Atlantropa, Herman Sörgel's proposal to turn vast swathes of the Mediterranean Sea into livable dry land by installing five hydroelectric dams (the main one across the Strait of Gibraltar), is an awful idea for a great MANY reasons. Ignoring all the pesky social and political problems with the concept, what's the worst possible environmental outcome of a successful Atlantropa project?
Many articles mention that the project would raise the sea level around the world with understandably disastrous consequences, but Popular Mechanics implies an even worse scenario:
The reduced weight of water over the volcanic Mediterranean sea floor would probably lead to violent eruptions and earthquakes. (Popular Mechanics March 1977, "Power from the sea: Fact or Fancy" p 193)

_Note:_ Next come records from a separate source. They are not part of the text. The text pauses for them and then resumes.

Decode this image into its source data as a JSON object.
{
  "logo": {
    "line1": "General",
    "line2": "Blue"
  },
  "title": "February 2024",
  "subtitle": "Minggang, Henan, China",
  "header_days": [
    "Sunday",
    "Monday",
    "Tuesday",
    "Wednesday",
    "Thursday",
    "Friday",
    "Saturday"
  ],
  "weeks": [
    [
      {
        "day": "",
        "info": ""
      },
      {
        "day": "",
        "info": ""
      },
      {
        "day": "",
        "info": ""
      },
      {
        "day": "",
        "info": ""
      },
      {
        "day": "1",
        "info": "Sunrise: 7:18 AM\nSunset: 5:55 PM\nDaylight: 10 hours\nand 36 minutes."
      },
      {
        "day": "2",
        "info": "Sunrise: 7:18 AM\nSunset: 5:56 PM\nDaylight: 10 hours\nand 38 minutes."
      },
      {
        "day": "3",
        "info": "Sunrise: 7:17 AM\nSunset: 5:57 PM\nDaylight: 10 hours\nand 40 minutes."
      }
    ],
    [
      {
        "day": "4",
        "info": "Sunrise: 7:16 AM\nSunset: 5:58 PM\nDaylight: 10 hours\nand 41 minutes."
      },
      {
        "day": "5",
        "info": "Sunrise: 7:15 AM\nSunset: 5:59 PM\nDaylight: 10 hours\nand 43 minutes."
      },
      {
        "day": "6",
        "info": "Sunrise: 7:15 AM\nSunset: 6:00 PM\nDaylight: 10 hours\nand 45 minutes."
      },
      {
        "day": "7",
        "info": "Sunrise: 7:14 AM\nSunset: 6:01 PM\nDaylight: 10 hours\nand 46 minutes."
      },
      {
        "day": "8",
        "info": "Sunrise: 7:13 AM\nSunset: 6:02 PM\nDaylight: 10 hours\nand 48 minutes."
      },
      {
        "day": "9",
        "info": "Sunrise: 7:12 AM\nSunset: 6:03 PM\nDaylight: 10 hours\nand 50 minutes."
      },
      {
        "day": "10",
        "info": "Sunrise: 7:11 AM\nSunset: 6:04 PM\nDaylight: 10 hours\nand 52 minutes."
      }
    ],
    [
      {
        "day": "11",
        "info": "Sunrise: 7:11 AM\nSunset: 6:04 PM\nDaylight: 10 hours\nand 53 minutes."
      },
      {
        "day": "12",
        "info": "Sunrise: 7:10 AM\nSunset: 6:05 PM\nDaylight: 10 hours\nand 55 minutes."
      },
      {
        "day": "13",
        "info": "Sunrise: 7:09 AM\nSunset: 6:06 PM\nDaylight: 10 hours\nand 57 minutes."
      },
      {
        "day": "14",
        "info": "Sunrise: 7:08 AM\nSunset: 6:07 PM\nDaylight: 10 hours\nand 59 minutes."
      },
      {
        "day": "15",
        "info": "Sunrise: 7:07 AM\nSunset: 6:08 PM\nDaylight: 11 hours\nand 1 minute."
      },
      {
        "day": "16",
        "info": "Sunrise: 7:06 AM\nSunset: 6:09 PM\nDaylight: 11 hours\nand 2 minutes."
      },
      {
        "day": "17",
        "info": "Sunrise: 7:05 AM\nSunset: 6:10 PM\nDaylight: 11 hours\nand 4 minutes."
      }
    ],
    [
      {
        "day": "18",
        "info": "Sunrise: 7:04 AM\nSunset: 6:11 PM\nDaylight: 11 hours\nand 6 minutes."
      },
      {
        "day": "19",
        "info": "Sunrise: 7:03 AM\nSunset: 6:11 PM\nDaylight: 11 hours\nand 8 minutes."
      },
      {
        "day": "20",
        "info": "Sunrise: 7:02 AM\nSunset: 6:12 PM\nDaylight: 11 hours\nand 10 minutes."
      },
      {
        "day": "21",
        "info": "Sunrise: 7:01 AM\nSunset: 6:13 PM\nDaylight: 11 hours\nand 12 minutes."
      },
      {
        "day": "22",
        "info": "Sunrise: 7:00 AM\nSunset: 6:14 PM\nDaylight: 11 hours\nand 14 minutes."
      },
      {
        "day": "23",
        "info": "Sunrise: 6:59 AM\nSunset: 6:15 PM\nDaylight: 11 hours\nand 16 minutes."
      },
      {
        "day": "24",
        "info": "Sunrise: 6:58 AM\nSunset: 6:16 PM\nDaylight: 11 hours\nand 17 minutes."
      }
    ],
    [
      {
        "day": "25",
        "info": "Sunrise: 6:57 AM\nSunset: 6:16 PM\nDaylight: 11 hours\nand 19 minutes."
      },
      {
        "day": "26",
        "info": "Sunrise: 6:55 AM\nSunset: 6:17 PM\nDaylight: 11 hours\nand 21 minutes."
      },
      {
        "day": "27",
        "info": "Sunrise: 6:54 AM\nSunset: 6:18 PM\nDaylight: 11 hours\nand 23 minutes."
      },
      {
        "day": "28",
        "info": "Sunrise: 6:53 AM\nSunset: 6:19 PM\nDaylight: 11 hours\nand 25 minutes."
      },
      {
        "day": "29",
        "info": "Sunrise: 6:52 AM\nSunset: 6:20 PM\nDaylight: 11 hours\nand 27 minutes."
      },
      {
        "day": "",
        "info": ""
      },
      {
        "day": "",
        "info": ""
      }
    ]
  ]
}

I can easily imagine such geologic upheaval causing tsunamis and worldwide atmospheric effects, not unlike the 1883 eruption of Krakatoa. Others have claimed it would cause a European ice age. I expect there's a myriad other factors I haven't run into yet.
What's the worst plausible outcome of a successful attempt to create Atlantropa, with regard to global physical/environmental disasters (not social or political), both short-term and over the next decades? If it matters, assume it's implemented in the late 1940s without any environmental impact oversight whatsoever.